Listed for the show are Wilbert Berondo (12-3-2, 5), Juan Miguel Elorde (26-1, 14), Arvin Magramo (8-1-1, 5) and Delmar Pellio (5-0, 3). Sadly none of those fighters have had their opponents named at the time of writing.
Kazakh fans get the chance to end the year on a high with a number of their fighters in action on a special card promoted by the Astana Arlans and Qazaq Promotions. The show will be free to attend, but sadly the level of bouts is a bit of a mystery.
Whilst full details on this card haven't been announced we do know that is it will feature Aidar Sharibayev (7-1, 6), Yelieqiati Nihemaituola (14-0-1, 5), Askhat Ualikhanov (4-1, 2), Ablaikhan Khussainov (9-0, 6) and Ruslan Myrsataev (5-0, 5), all of whom likely to be up against limited opponents in what we suspect will be little more than show case bouts.
Action returns to Japan this coming Sunday with two shows. One in Osaka, where we get the chance to see a few domestically ranked fighters in action, and one in Aichi where we get Rookie of the Year action.
Although Rookie of the Year is great we'll begin by looking at the Osakan card, which has the more notable fighters in action.
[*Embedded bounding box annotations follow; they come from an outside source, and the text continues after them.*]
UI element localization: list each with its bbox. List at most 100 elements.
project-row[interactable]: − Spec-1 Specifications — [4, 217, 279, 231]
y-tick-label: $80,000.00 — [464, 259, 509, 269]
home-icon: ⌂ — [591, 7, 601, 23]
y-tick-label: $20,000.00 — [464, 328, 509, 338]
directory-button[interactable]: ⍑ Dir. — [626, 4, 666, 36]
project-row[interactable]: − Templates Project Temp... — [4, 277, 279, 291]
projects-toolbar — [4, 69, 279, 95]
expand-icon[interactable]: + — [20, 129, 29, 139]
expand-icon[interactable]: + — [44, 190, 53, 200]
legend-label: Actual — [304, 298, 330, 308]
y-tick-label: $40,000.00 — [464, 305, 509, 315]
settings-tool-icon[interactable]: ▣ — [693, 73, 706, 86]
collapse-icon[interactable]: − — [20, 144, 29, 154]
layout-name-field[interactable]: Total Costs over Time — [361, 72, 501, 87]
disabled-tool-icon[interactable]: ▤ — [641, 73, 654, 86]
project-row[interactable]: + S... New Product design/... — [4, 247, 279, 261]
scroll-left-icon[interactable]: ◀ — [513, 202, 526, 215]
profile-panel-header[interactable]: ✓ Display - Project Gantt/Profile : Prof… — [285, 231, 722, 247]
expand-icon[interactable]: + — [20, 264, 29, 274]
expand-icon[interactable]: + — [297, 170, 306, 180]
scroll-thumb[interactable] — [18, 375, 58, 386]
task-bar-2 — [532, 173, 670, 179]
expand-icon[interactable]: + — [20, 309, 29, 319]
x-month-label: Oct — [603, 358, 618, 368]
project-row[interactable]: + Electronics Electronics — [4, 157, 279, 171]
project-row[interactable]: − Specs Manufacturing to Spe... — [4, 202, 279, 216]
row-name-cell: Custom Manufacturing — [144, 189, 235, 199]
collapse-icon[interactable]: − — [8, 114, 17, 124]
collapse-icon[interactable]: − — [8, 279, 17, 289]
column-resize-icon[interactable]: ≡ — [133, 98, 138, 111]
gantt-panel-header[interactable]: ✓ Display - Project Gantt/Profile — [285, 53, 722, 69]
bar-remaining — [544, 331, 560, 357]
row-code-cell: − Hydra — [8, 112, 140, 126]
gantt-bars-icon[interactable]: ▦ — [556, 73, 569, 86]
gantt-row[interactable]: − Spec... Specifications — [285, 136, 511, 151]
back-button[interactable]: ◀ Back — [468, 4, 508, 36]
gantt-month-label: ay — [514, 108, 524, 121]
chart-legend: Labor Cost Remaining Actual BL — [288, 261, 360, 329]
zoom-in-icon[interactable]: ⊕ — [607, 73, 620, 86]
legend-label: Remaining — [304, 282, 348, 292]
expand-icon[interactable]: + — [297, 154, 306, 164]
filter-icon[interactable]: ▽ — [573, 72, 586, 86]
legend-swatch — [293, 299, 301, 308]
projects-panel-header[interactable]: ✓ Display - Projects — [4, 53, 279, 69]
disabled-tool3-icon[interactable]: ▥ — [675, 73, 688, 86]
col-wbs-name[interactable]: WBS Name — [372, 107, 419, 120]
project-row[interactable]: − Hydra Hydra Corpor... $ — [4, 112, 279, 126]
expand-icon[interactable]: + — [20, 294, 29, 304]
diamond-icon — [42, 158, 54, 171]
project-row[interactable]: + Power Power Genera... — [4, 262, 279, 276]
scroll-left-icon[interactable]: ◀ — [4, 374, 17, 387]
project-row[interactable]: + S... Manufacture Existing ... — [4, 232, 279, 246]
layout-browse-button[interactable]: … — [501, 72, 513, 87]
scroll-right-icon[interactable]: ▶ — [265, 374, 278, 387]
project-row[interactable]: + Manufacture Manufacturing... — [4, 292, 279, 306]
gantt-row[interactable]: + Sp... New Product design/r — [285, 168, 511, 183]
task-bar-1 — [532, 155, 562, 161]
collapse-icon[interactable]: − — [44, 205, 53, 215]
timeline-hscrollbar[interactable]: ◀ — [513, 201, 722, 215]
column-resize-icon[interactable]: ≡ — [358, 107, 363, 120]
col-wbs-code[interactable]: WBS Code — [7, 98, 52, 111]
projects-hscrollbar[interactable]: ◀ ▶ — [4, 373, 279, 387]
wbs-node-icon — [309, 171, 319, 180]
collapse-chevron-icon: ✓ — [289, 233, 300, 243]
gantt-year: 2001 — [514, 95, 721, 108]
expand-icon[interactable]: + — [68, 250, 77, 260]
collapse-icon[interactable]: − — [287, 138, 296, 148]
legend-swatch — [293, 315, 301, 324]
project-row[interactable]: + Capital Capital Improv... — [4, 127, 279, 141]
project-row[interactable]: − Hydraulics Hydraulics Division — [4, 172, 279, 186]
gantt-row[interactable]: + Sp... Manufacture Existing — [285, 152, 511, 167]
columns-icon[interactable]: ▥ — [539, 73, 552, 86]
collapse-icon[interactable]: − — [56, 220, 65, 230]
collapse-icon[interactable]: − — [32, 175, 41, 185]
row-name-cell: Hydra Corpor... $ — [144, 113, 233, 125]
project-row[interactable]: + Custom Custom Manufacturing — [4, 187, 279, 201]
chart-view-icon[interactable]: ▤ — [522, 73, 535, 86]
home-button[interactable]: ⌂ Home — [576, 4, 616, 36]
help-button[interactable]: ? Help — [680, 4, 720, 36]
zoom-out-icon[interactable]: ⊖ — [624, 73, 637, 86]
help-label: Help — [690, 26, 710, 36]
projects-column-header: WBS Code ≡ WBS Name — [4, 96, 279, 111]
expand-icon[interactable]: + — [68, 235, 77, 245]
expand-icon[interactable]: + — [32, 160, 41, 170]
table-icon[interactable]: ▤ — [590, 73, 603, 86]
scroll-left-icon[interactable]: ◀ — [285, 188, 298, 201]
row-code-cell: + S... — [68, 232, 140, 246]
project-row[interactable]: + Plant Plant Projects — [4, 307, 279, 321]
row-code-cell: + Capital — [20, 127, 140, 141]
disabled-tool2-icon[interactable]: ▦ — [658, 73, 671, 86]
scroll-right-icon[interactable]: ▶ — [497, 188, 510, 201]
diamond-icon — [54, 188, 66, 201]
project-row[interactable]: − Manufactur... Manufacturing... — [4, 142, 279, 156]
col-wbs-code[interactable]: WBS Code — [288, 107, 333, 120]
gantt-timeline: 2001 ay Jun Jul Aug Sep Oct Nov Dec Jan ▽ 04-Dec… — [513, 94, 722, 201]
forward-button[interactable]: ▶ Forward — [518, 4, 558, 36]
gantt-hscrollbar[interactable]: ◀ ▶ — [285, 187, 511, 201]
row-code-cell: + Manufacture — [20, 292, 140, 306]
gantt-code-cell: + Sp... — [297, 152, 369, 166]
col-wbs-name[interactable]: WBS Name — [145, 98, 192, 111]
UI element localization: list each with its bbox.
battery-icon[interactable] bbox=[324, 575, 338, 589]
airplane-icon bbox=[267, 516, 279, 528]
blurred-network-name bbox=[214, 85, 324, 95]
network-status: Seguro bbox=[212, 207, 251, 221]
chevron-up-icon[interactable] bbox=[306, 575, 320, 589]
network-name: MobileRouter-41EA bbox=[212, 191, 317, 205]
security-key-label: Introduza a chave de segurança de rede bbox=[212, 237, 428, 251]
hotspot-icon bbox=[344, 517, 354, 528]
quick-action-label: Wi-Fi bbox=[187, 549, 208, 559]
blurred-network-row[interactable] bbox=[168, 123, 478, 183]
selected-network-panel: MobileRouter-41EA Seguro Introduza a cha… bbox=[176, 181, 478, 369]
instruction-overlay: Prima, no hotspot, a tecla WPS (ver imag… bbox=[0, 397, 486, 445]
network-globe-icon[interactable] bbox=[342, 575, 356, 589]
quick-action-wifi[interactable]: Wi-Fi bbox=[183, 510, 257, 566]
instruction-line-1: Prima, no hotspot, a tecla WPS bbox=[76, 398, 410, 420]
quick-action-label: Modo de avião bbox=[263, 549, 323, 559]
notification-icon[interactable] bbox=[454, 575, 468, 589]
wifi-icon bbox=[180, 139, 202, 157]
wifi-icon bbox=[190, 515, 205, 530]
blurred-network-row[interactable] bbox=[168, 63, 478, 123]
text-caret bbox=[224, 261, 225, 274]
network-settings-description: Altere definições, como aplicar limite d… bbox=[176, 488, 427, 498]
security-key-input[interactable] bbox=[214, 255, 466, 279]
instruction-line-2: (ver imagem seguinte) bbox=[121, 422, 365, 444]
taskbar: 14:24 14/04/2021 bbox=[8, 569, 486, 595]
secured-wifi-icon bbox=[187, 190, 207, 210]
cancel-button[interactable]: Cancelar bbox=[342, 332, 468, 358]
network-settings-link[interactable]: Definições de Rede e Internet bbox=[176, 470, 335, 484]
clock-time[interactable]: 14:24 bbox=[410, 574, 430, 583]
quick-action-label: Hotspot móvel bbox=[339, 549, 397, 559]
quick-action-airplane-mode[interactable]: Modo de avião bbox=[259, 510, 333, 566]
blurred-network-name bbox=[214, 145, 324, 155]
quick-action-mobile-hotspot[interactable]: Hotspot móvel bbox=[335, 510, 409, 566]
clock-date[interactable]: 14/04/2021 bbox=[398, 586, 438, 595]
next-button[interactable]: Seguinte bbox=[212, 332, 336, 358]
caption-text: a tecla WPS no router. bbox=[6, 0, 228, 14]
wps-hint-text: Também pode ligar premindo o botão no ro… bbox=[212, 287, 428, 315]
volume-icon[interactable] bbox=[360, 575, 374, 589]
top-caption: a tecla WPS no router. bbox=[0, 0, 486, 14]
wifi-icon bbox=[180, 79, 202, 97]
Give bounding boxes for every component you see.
The main event of thus card will see the in form Dynamic Kenji (9-3, 6), previously known as Kenji Kihisa, taking on the more experienced Kenta Sugimoto (12-11-2, 1). Although Kenji's record might not be incredible on paper but he is currently in the form of his career with recent stoppage wins over Futa Akizuki and Shota Kawaguchi. Those wins have taken Kenji into the WBO Asia Pacific, OPBF and JBC rankings and he won't be wanting to give those up. Sugimoto on the other hand is tough but limited domestic level fighter who, on his day, can be a nightmare. Sugimoto's best performance was in a losing battle to Tetsuya Hisada, show he;t tough and can be banana skin, but wit a 2-4-1 record in his last 7 we don't expect him to really push Kenji too close here.
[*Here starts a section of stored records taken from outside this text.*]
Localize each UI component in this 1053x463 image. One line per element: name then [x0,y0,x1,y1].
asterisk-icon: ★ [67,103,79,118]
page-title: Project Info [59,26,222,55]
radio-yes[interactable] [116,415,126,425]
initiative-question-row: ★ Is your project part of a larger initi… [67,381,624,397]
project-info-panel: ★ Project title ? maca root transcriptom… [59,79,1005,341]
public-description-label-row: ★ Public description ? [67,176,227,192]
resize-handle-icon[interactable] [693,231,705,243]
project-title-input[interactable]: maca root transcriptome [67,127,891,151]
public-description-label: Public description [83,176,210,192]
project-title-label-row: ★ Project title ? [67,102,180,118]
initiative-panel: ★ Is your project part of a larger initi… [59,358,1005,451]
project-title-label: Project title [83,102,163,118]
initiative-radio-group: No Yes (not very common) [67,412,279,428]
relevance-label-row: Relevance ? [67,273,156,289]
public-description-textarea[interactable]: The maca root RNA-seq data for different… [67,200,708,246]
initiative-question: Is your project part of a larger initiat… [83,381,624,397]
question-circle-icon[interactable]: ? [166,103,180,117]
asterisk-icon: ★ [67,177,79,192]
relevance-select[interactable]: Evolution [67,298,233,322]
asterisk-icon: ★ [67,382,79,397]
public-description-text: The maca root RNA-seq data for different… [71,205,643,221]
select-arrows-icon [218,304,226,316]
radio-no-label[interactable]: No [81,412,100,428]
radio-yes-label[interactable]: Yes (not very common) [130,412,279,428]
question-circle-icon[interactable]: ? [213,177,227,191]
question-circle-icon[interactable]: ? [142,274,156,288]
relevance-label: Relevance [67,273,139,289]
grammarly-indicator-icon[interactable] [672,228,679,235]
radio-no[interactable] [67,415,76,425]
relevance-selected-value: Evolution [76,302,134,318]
Another ranked fighter on this card is JBC ranked fighter Ken Osato (13-2-1, 4), who takes on Retsu Kosaka (9-3, 3) in what looks like a competitive match up on paper and is a rematch of a very competitive 2016 bout. This will be Osato's first bout since his loss to Masaru Sueyoshi in a Japanese Super Featherweight title earlier this year and he'll be looking to bounce back with a win here. Kosaka showed some early promise, going 7-0 (2), but has since gone 2-3 with one of those losses being a razor thin one to Osato back in 2016. Given how close their first bout was this should be a very interesting match up.
A third bout of some interest here will see Tae Soo Kim (6-4, 1) take on Katsunori Imai (6-9-3, 1) in what looks like it could be a pretty competitive bout on paper. We suspect Kim will come out on top but he will certainly be forced to work for it against the normally tough Imai, who's only stoppage loss has come to Takuya Watanabe.
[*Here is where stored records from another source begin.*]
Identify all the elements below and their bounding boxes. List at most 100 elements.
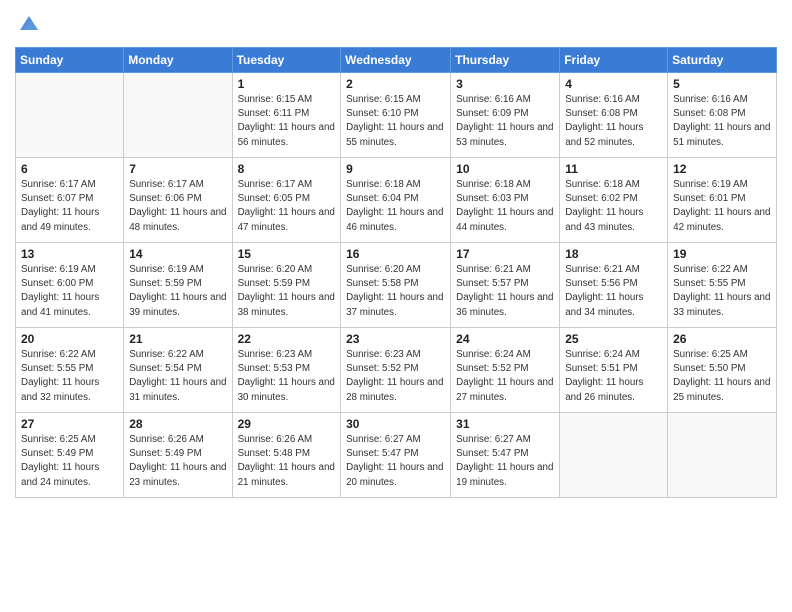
day-number: 31 xyxy=(456,417,554,431)
calendar-cell: 2 Sunrise: 6:15 AM Sunset: 6:10 PM Daylig… xyxy=(341,73,451,158)
day-number: 1 xyxy=(238,77,336,91)
day-number: 3 xyxy=(456,77,554,91)
day-info: Sunrise: 6:24 AM Sunset: 5:52 PM Dayligh… xyxy=(456,348,554,405)
day-number: 25 xyxy=(565,332,662,346)
calendar-cell: 29Sunrise: 6:26 AM Sunset: 5:48 PM Dayli… xyxy=(232,413,341,498)
calendar-cell: 4 Sunrise: 6:16 AM Sunset: 6:08 PM Daylig… xyxy=(560,73,668,158)
day-number: 5 xyxy=(673,77,771,91)
day-info: Sunrise: 6:19 AM Sunset: 6:00 PM Dayligh… xyxy=(21,263,118,320)
calendar-cell xyxy=(16,73,124,158)
calendar-cell: 1 Sunrise: 6:15 AM Sunset: 6:11 PM Daylig… xyxy=(232,73,341,158)
calendar-header: SundayMondayTuesdayWednesdayThursdayFrid… xyxy=(16,48,777,73)
day-number: 9 xyxy=(346,162,445,176)
calendar-cell: 25Sunrise: 6:24 AM Sunset: 5:51 PM Dayli… xyxy=(560,328,668,413)
day-number: 20 xyxy=(21,332,118,346)
day-number: 24 xyxy=(456,332,554,346)
calendar-cell: 8 Sunrise: 6:17 AM Sunset: 6:05 PM Daylig… xyxy=(232,158,341,243)
day-number: 12 xyxy=(673,162,771,176)
day-number: 7 xyxy=(129,162,226,176)
calendar-cell: 22 Sunrise: 6:23 AM Sunset: 5:53 PM Dayli… xyxy=(232,328,341,413)
calendar-cell: 13 Sunrise: 6:19 AM Sunset: 6:00 PM Dayli… xyxy=(16,243,124,328)
calendar-table: SundayMondayTuesdayWednesdayThursdayFrid… xyxy=(15,47,777,498)
day-info: Sunrise: 6:27 AM Sunset: 5:47 PM Dayligh… xyxy=(346,433,445,490)
week-row-2: 6Sunrise: 6:17 AM Sunset: 6:07 PM Daylig… xyxy=(16,158,777,243)
day-info: Sunrise: 6:18 AM Sunset: 6:04 PM Dayligh… xyxy=(346,178,445,235)
calendar-cell: 31Sunrise: 6:27 AM Sunset: 5:47 PM Dayli… xyxy=(451,413,560,498)
calendar-cell: 20Sunrise: 6:22 AM Sunset: 5:55 PM Dayli… xyxy=(16,328,124,413)
calendar-cell: 21 Sunrise: 6:22 AM Sunset: 5:54 PM Dayli… xyxy=(124,328,232,413)
header-row: SundayMondayTuesdayWednesdayThursdayFrid… xyxy=(16,48,777,73)
calendar-cell: 11Sunrise: 6:18 AM Sunset: 6:02 PM Dayli… xyxy=(560,158,668,243)
logo-icon xyxy=(18,12,40,39)
day-number: 4 xyxy=(565,77,662,91)
calendar-cell: 30 Sunrise: 6:27 AM Sunset: 5:47 PM Dayli… xyxy=(341,413,451,498)
calendar-cell: 5 Sunrise: 6:16 AM Sunset: 6:08 PM Daylig… xyxy=(668,73,777,158)
day-info: Sunrise: 6:16 AM Sunset: 6:08 PM Dayligh… xyxy=(673,93,771,150)
day-number: 23 xyxy=(346,332,445,346)
calendar-cell: 28 Sunrise: 6:26 AM Sunset: 5:49 PM Dayli… xyxy=(124,413,232,498)
day-number: 30 xyxy=(346,417,445,431)
calendar-cell: 17 Sunrise: 6:21 AM Sunset: 5:57 PM Dayli… xyxy=(451,243,560,328)
day-number: 13 xyxy=(21,247,118,261)
day-info: Sunrise: 6:15 AM Sunset: 6:11 PM Dayligh… xyxy=(238,93,336,150)
calendar-cell: 14Sunrise: 6:19 AM Sunset: 5:59 PM Dayli… xyxy=(124,243,232,328)
day-number: 8 xyxy=(238,162,336,176)
calendar-cell xyxy=(124,73,232,158)
day-number: 6 xyxy=(21,162,118,176)
day-number: 26 xyxy=(673,332,771,346)
calendar-cell: 26 Sunrise: 6:25 AM Sunset: 5:50 PM Dayli… xyxy=(668,328,777,413)
day-number: 18 xyxy=(565,247,662,261)
day-header-monday: Monday xyxy=(124,48,232,73)
calendar-cell: 12 Sunrise: 6:19 AM Sunset: 6:01 PM Dayli… xyxy=(668,158,777,243)
day-info: Sunrise: 6:25 AM Sunset: 5:50 PM Dayligh… xyxy=(673,348,771,405)
calendar-cell: 10 Sunrise: 6:18 AM Sunset: 6:03 PM Dayli… xyxy=(451,158,560,243)
day-number: 15 xyxy=(238,247,336,261)
week-row-4: 20Sunrise: 6:22 AM Sunset: 5:55 PM Dayli… xyxy=(16,328,777,413)
day-header-tuesday: Tuesday xyxy=(232,48,341,73)
day-number: 11 xyxy=(565,162,662,176)
calendar-cell: 3Sunrise: 6:16 AM Sunset: 6:09 PM Daylig… xyxy=(451,73,560,158)
calendar-cell: 24 Sunrise: 6:24 AM Sunset: 5:52 PM Dayli… xyxy=(451,328,560,413)
day-number: 22 xyxy=(238,332,336,346)
day-number: 17 xyxy=(456,247,554,261)
calendar-cell: 15 Sunrise: 6:20 AM Sunset: 5:59 PM Dayli… xyxy=(232,243,341,328)
logo xyxy=(15,14,40,39)
header xyxy=(15,10,777,39)
day-info: Sunrise: 6:21 AM Sunset: 5:57 PM Dayligh… xyxy=(456,263,554,320)
day-number: 16 xyxy=(346,247,445,261)
page-container: SundayMondayTuesdayWednesdayThursdayFrid… xyxy=(0,0,792,612)
day-number: 28 xyxy=(129,417,226,431)
day-info: Sunrise: 6:15 AM Sunset: 6:10 PM Dayligh… xyxy=(346,93,445,150)
calendar-cell: 27Sunrise: 6:25 AM Sunset: 5:49 PM Dayli… xyxy=(16,413,124,498)
day-number: 19 xyxy=(673,247,771,261)
day-info: Sunrise: 6:22 AM Sunset: 5:55 PM Dayligh… xyxy=(673,263,771,320)
calendar-cell: 9 Sunrise: 6:18 AM Sunset: 6:04 PM Daylig… xyxy=(341,158,451,243)
calendar-cell: 18 Sunrise: 6:21 AM Sunset: 5:56 PM Dayli… xyxy=(560,243,668,328)
day-info: Sunrise: 6:17 AM Sunset: 6:06 PM Dayligh… xyxy=(129,178,226,235)
day-number: 29 xyxy=(238,417,336,431)
day-number: 2 xyxy=(346,77,445,91)
day-info: Sunrise: 6:19 AM Sunset: 5:59 PM Dayligh… xyxy=(129,263,226,320)
day-info: Sunrise: 6:20 AM Sunset: 5:59 PM Dayligh… xyxy=(238,263,336,320)
calendar-cell: 23Sunrise: 6:23 AM Sunset: 5:52 PM Dayli… xyxy=(341,328,451,413)
day-header-wednesday: Wednesday xyxy=(341,48,451,73)
day-info: Sunrise: 6:22 AM Sunset: 5:54 PM Dayligh… xyxy=(129,348,226,405)
week-row-3: 13 Sunrise: 6:19 AM Sunset: 6:00 PM Dayli… xyxy=(16,243,777,328)
calendar-body: 1 Sunrise: 6:15 AM Sunset: 6:11 PM Daylig… xyxy=(16,73,777,498)
calendar-cell: 6Sunrise: 6:17 AM Sunset: 6:07 PM Daylig… xyxy=(16,158,124,243)
calendar-cell xyxy=(560,413,668,498)
day-number: 10 xyxy=(456,162,554,176)
day-number: 27 xyxy=(21,417,118,431)
day-info: Sunrise: 6:23 AM Sunset: 5:53 PM Dayligh… xyxy=(238,348,336,405)
day-info: Sunrise: 6:26 AM Sunset: 5:49 PM Dayligh… xyxy=(129,433,226,490)
calendar-cell: 19 Sunrise: 6:22 AM Sunset: 5:55 PM Dayli… xyxy=(668,243,777,328)
day-info: Sunrise: 6:18 AM Sunset: 6:03 PM Dayligh… xyxy=(456,178,554,235)
day-info: Sunrise: 6:17 AM Sunset: 6:05 PM Dayligh… xyxy=(238,178,336,235)
day-info: Sunrise: 6:21 AM Sunset: 5:56 PM Dayligh… xyxy=(565,263,662,320)
day-info: Sunrise: 6:20 AM Sunset: 5:58 PM Dayligh… xyxy=(346,263,445,320)
day-info: Sunrise: 6:19 AM Sunset: 6:01 PM Dayligh… xyxy=(673,178,771,235)
week-row-5: 27Sunrise: 6:25 AM Sunset: 5:49 PM Dayli… xyxy=(16,413,777,498)
calendar-cell xyxy=(668,413,777,498)
day-number: 21 xyxy=(129,332,226,346)
day-info: Sunrise: 6:16 AM Sunset: 6:08 PM Dayligh… xyxy=(565,93,662,150)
As for the Rookie of the Year card, which will be the Central Japan Rookie of the Year final, there will be 8 bouts, taking place from Light Flyweight to Welterweight.
The Welterweight bout pits real novices against each other, as Atsushi Matsui (1-0, 1) battles against Daisuke Hironaka (1-0, 1). Just to explain how inexperienced these two are they have less than 4 complete rounds of shared experience, with Matsui having just 21 seconds of ring time. We know the Welterweight division, particularly on the local level inside of Japan, is thin but this is really odd, though should be very entertaining.
At the other end of the weight spectrum is a Light Flyweight bout between 19 year old Mammoth Kazunori (5-1, 5) and 23 year old Alex Ota (2-2), who meet for the second time. These two fought last November, with Kazunori stopping Ota in 3 rounds, and since then both men have fought once, scoring a win each. The power edge certainly lies with Kazunori, who has scored 5 wins inside 3 rounds, and 3 inside the opening round, but Ota will have the drive of avenging his loss in what should be a very interesting match up.